Напишите отзыв о статье "Д’Эрамо, Лючия"

Отрывок, характеризующий Д’Эрамо, Лючия

Лицо ее стало печально.
– Ах, графинюшка!…
И граф засуетился, доставая бумажник.
– Мне много надо, граф, мне пятьсот рублей надо.
И она, достав батистовый платок, терла им жилет мужа.
– Сейчас, сейчас. Эй, кто там? – крикнул он таким голосом, каким кричат только люди, уверенные, что те, кого они кличут, стремглав бросятся на их зов. – Послать ко мне Митеньку!
Митенька, тот дворянский сын, воспитанный у графа, который теперь заведывал всеми его делами, тихими шагами вошел в комнату.
– Вот что, мой милый, – сказал граф вошедшему почтительному молодому человеку. – Принеси ты мне… – он задумался. – Да, 700 рублей, да. Да смотри, таких рваных и грязных, как тот раз, не приноси, а хороших, для графини.
– Да, Митенька, пожалуйста, чтоб чистенькие, – сказала графиня, грустно вздыхая.
– Ваше сиятельство, когда прикажете доставить? – сказал Митенька. – Изволите знать, что… Впрочем, не извольте беспокоиться, – прибавил он, заметив, как граф уже начал тяжело и часто дышать, что всегда было признаком начинавшегося гнева. – Я было и запамятовал… Сию минуту прикажете доставить?
– Да, да, то то, принеси. Вот графине отдай.
– Экое золото у меня этот Митенька, – прибавил граф улыбаясь, когда молодой человек вышел. – Нет того, чтобы нельзя. Я же этого терпеть не могу. Всё можно.
– Ах, деньги, граф, деньги, сколько от них горя на свете! – сказала графиня. – А эти деньги мне очень нужны.
– Вы, графинюшка, мотовка известная, – проговорил граф и, поцеловав у жены руку, ушел опять в кабинет.
Когда Анна Михайловна вернулась опять от Безухого, у графини лежали уже деньги, всё новенькими бумажками, под платком на столике, и Анна Михайловна заметила, что графиня чем то растревожена.
– Ну, что, мой друг? – спросила графиня.
– Ах, в каком он ужасном положении! Его узнать нельзя, он так плох, так плох; я минутку побыла и двух слов не сказала…
– Annette, ради Бога, не откажи мне, – сказала вдруг графиня, краснея, что так странно было при ее немолодом, худом и важном лице, доставая из под платка деньги.
Анна Михайловна мгновенно поняла, в чем дело, и уж нагнулась, чтобы в должную минуту ловко обнять графиню.
– Вот Борису от меня, на шитье мундира…
Анна Михайловна уж обнимала ее и плакала. Графиня плакала тоже. Плакали они о том, что они дружны; и о том, что они добры; и о том, что они, подруги молодости, заняты таким низким предметом – деньгами; и о том, что молодость их прошла… Но слезы обеих были приятны…

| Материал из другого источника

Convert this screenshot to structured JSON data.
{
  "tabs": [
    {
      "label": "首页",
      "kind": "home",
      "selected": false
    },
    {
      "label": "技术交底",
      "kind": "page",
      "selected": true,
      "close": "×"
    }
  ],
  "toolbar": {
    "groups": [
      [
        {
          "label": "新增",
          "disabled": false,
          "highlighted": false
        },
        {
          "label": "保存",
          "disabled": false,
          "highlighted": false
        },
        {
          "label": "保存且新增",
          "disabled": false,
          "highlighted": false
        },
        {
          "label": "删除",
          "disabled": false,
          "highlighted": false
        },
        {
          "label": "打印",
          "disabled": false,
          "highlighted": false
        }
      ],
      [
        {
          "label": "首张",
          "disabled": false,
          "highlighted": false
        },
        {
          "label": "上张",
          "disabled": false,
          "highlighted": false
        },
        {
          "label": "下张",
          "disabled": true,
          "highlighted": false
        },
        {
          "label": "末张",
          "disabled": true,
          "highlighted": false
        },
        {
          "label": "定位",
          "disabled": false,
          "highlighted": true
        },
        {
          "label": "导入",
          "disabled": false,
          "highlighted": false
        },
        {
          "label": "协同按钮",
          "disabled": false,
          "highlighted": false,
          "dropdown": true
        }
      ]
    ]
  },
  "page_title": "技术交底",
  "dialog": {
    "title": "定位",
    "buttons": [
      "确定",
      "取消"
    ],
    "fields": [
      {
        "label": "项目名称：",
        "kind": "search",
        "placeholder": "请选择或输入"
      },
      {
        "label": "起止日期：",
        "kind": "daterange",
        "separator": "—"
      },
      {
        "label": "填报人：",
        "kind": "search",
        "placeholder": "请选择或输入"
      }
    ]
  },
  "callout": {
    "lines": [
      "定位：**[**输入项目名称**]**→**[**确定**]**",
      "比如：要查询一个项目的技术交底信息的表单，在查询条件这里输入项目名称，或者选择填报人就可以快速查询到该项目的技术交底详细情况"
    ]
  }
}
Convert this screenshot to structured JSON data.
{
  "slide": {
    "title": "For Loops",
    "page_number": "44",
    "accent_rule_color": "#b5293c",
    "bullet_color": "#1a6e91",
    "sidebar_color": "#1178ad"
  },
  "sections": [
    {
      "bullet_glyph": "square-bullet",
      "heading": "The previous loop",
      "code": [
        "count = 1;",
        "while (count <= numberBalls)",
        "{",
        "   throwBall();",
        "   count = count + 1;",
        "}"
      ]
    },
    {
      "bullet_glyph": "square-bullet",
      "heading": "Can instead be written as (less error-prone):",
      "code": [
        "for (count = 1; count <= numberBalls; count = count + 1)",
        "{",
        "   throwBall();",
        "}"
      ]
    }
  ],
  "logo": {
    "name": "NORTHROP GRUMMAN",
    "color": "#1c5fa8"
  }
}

Графиня Ростова с дочерьми и уже с большим числом гостей сидела в гостиной. Граф провел гостей мужчин в кабинет, предлагая им свою охотницкую коллекцию турецких трубок. Изредка он выходил и спрашивал: не приехала ли? Ждали Марью Дмитриевну Ахросимову, прозванную в обществе le terrible dragon, [страшный дракон,] даму знаменитую не богатством, не почестями, но прямотой ума и откровенною простотой обращения. Марью Дмитриевну знала царская фамилия, знала вся Москва и весь Петербург, и оба города, удивляясь ей, втихомолку посмеивались над ее грубостью, рассказывали про нее анекдоты; тем не менее все без исключения уважали и боялись ее.
В кабинете, полном дыма, шел разговор о войне, которая была объявлена манифестом, о наборе. Манифеста еще никто не читал, но все знали о его появлении. Граф сидел на отоманке между двумя курившими и разговаривавшими соседями. Граф сам не курил и не говорил, а наклоняя голову, то на один бок, то на другой, с видимым удовольствием смотрел на куривших и слушал разговор двух соседей своих, которых он стравил между собой.